Wednesday 5 November 2014

Famous Poems For Kids Poems For Kids About School That Rhyme Shel Silverstein in English To Recite About Friends in Urdu About Friendship

Famous Poems For Kids Biography


Source(google.com.pk)

Poems for Kids have been written by many famous Australian poets, including ‘Banjo’ Paterson and C J Dennis. While many of Paterson’s best known poems, such as ‘A Bush Christening’, are about children and can be enjoyed by them, he also published a collection aimed specifically at children.  The Animals Noah Forgot includes a Foreword describing how ‘a big white English swan, escaped from captivity, found himself swimming in an Australian waterhole fringed with giant gumtrees.’ In a tree nearby the swan sees a koala who tells him how he and other Australian animals decided not to go into the Arc with Noah and so survived the Biblical Great Flood by climbing trees or swimming. The poems that follow are supposedly told to the swan by the koala and his friend the platypus. They include ‘Weary Will’, about a wombat, ‘Fur and Feathers’, describing a supposed football game among the animals, and ‘High Explosive’ in which a dingo pup bites into a duck egg and gets a great fright when it explodes with a bang! There are also poems about the lung fish, white cockatoos, the bandicoot, the kookaburra and the emu, as well as others dealing with such typical bush subjects as shearing and bullock teams, all in humorous vein.

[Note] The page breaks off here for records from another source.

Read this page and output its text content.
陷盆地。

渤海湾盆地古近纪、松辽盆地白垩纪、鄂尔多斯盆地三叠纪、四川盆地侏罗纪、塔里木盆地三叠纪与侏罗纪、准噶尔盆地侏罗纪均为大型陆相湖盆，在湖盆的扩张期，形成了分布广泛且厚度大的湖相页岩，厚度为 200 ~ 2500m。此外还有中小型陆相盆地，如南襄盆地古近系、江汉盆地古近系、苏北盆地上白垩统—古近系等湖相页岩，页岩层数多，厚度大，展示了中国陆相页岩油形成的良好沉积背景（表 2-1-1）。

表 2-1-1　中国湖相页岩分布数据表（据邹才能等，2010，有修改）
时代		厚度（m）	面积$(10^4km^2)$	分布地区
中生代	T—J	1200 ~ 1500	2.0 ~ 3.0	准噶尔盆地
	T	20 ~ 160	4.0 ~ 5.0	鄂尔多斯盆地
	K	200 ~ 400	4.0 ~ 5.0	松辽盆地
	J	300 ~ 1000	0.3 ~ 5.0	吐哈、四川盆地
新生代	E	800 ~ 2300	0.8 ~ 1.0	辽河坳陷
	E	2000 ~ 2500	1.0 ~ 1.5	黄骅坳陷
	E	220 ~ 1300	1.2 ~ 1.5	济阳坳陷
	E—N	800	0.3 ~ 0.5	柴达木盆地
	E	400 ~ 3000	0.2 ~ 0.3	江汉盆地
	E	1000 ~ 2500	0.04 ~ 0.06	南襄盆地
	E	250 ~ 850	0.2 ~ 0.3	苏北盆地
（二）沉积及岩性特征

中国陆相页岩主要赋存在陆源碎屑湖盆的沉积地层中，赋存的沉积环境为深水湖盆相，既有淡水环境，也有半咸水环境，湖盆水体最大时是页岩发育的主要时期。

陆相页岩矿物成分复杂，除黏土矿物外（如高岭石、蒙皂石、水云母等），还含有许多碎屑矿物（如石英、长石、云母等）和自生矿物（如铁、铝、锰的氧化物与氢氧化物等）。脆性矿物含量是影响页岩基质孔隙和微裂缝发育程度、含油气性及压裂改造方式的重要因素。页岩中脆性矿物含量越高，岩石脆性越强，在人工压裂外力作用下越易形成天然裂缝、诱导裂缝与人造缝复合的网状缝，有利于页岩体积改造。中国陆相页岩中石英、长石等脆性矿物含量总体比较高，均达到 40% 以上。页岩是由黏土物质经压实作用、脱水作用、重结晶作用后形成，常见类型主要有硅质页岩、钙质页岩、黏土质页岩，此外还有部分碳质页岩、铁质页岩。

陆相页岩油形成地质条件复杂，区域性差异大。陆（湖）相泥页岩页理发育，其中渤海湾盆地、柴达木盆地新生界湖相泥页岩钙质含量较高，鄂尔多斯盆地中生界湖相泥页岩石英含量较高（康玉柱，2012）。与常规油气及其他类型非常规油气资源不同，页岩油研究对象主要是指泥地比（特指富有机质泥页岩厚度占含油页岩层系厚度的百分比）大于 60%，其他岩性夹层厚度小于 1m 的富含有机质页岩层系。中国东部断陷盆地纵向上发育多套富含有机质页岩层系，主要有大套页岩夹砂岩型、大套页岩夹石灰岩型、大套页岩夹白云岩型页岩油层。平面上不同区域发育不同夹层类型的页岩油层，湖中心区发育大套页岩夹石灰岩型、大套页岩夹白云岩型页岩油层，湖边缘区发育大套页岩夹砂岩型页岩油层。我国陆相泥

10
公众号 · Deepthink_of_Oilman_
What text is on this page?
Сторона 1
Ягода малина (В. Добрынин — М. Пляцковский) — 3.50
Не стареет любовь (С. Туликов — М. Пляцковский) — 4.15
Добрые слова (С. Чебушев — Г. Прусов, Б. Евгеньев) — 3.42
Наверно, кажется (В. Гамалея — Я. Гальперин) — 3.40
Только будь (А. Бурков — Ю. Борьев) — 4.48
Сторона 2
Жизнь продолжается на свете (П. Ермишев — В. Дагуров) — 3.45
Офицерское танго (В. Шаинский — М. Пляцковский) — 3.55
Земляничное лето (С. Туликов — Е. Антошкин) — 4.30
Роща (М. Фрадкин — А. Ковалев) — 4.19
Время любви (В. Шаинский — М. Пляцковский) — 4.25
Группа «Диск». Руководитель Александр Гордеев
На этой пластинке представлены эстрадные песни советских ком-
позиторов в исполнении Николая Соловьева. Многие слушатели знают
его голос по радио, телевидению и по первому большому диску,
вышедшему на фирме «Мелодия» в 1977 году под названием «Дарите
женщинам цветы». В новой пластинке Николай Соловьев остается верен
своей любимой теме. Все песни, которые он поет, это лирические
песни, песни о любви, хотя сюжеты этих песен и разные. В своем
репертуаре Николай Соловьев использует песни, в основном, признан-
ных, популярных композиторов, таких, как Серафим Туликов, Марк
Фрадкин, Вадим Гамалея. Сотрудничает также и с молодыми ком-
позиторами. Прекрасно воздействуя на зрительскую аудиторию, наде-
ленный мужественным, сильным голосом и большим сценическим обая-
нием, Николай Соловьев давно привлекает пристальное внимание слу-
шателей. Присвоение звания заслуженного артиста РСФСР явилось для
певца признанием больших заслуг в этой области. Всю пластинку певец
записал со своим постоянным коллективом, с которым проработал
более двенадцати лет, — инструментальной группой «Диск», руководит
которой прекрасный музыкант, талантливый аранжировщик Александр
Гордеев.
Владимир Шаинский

While not aimed specifically at a child audience, many other broadly comic poems that use a simple stanza structure, often with rhyme, can be enjoyed by children. Rhyll McMaster’s ‘This One for Horses’ describes some of the appropriate names that have been given to horses she has known.  In his short poem, ‘Sick Kids’, Stephen K Kelen notes how, when ill in bed with the flu, his children can be remarkably ‘pleasant/as sweet as lemon cordial/until they get better.’  Many of the poems in John Jenkins’ 2008 collection entitled Growing Up with Mr Menzies would also be appreciated by child readers. Here Jenkins describes some of the things that happen to a boy, born in 1949, who grows up in the 1950s when Robert Menzies was Prime Minister of Australia. His poems deal with topics such as sibling rivalry, learning to read and how to deal with a school bully.  

Poems for Kids have been written by many famous Australian poets, including ‘Banjo’ Paterson and C J Dennis. While many of Paterson’s best known poems, such as ‘A Bush Christening’, are about children and can be enjoyed by them, he also published a collection aimed specifically at children.  The Animals Noah Forgot includes a Foreword describing how ‘a big white English swan, escaped from captivity, found himself swimming in an Australian waterhole fringed with giant gumtrees.’ In a tree nearby the swan sees a koala who tells him how he and other Australian animals decided not to go into the Arc with Noah and so survived the Biblical Great Flood by climbing trees or swimming. The poems that follow are supposedly told to the swan by the koala and his friend the platypus. They include ‘Weary Will’, about a wombat, ‘Fur and Feathers’, describing a supposed football game among the animals, and ‘High Explosive’ in which a dingo pup bites into a duck egg and gets a great fright when it explodes with a bang! There are also poems about the lung fish, white cockatoos, the bandicoot, the kookaburra and the emu, as well as others dealing with such typical bush subjects as shearing and bullock teams, all in humorous vein.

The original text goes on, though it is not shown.